After two straight all-nighters spent working on his Beta design, Ben Bitdiddle rushes off to his final 6

Problem 2: Designing a Parallel Machine

In this problem we will design a parallel machine for sorting

numbers.

Each processor has N input connections and N output connections.

Each processor runs a single function called run() once per
communication clock cycle. (Note: the communication clock cycle is
the frequency at which messages can be sent or received. It is
significantly slower than the processor clock cycle.) For each
communications cycle run is called with an array of inputs,
containing one value for each of the input connections. As the
function runs it can send one message out along each of its N output
connections. (Note: The outputs messages are collected and sent out
all at once at the beginning of the next communication cycle. In
other words, all communication is synchronous.)

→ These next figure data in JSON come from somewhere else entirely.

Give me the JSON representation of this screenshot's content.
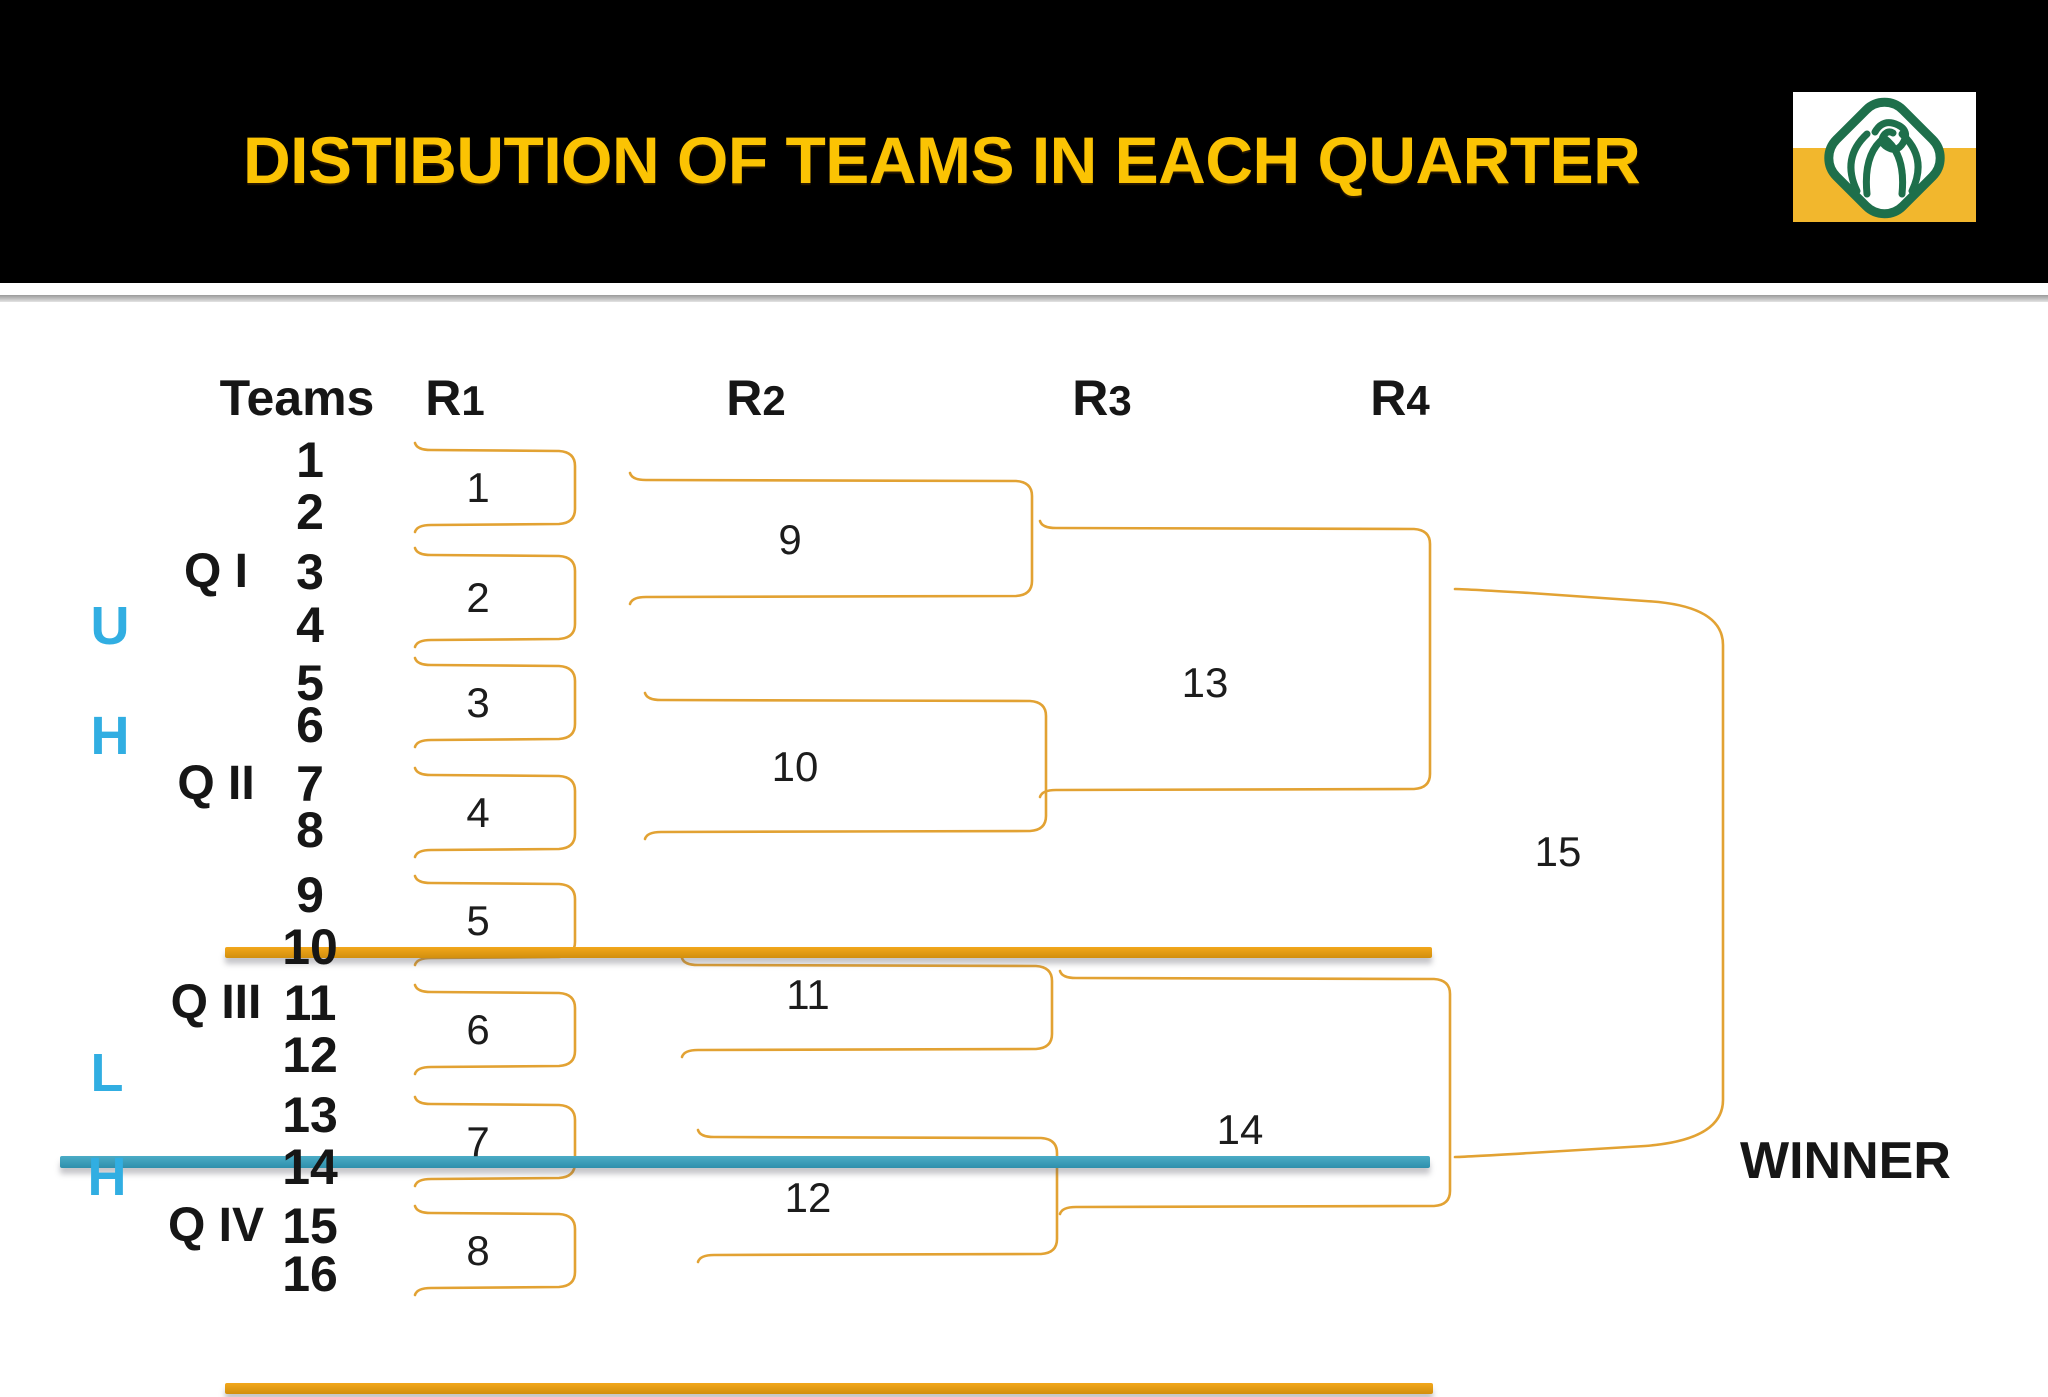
{
  "header": {
    "title": "DISTIBUTION OF TEAMS IN EACH QUARTER"
  },
  "logo": {
    "description": "rose-emblem"
  },
  "columns": {
    "teams_label": "Teams",
    "rounds": [
      {
        "prefix": "R",
        "sub": "1"
      },
      {
        "prefix": "R",
        "sub": "2"
      },
      {
        "prefix": "R",
        "sub": "3"
      },
      {
        "prefix": "R",
        "sub": "4"
      }
    ]
  },
  "teams": [
    "1",
    "2",
    "3",
    "4",
    "5",
    "6",
    "7",
    "8",
    "9",
    "10",
    "11",
    "12",
    "13",
    "14",
    "15",
    "16"
  ],
  "quarters": [
    "Q I",
    "Q II",
    "Q III",
    "Q IV"
  ],
  "half_labels": [
    "U",
    "H",
    "L",
    "H"
  ],
  "matches": {
    "round1": [
      "1",
      "2",
      "3",
      "4",
      "5",
      "6",
      "7",
      "8"
    ],
    "round2": [
      "9",
      "10",
      "11",
      "12"
    ],
    "round3": [
      "13",
      "14"
    ],
    "final": "15"
  },
  "winner_label": "WINNER",
  "colors": {
    "title_gold": "#FBC303",
    "bracket_line": "#E2A233",
    "divider_orange": "#F2A71B",
    "divider_blue": "#4BACC6",
    "half_letter_blue": "#31AEE2",
    "header_background": "#000000",
    "logo_green": "#1E6F4B",
    "logo_yellow": "#F2B72D"
  }
}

When the parallel machine is turned on, the value for the variable
CURRENT is initialized to an integer. (Note: Every processor
has its own independent value of CURRENT.) On the first communication
cycle the function first_cyle is run. From then on the function
run is called for each subsequent cycle.

You are given the following definitions:

int CURRENT;

run(int *inputs)
{
int i;
int *sorted;

sorted = sort_ints(inputs);

CURRENT = sorted[N/2];

for (i = 0; i<N; i++)
send(i, sorted[i]);
}

first_cycle(int *inputs)
{
    int i;
    for (i = 0; i<N; i++)
       send(i, CURRENT);
}

Note: the variable N is set to the number of connections. The
expression N/2 yields the largest integer less than or equal to
N/2.

You are told that these functions are useful for building a parallel
machine that can sort integers quickly. (Note: sort_ints takes
an array of ints and returns an array which is sorted smallest to
largest.)

A) You are given 5 processors labelled A through E, each with 3 inputs
and 3 outputs. Based on the definitions above, draw a connection
diagram so that the parallel system will eventually sort the numbers
initially stored in CURRENT (the smallest value should appear in
A, the largest value in E).

B) Place the values 3 in A, 4 in B, 2 in C, 1 in D, and 5 in E. Show
values for CURRENT and the messages on the second cycle. Show the
values for CURRENT and the messsage on the 10th cycle.

C) In the general case where there are M processors and M integers
arranged in this fashion, how many communication cycles are required
to sort the numbers? Please use "theta" notation.

E) Ben Bitdiddle shows up and suggests that instead we build our
machine with processors that have M+1 connections. "That would make the
machine really fast!", he says. Could the programs given above be
used to wire up a machine with M processors, M+1 inputs connections, and
M+1 output connections? Describe how this would work. How many
communication cyles are required to sort the numbers?

F) Does Ben's idea make any sense? Is this really going to save
anything over a serial implementation.

G) (Extra Credit) Alyssa shows up and suggests that it might be better
to build a machine with 4 input connections and 4 outputs. Can you
propose a wiring scheme for such a machine? How would it work? Would
it work better than the original 2 input design?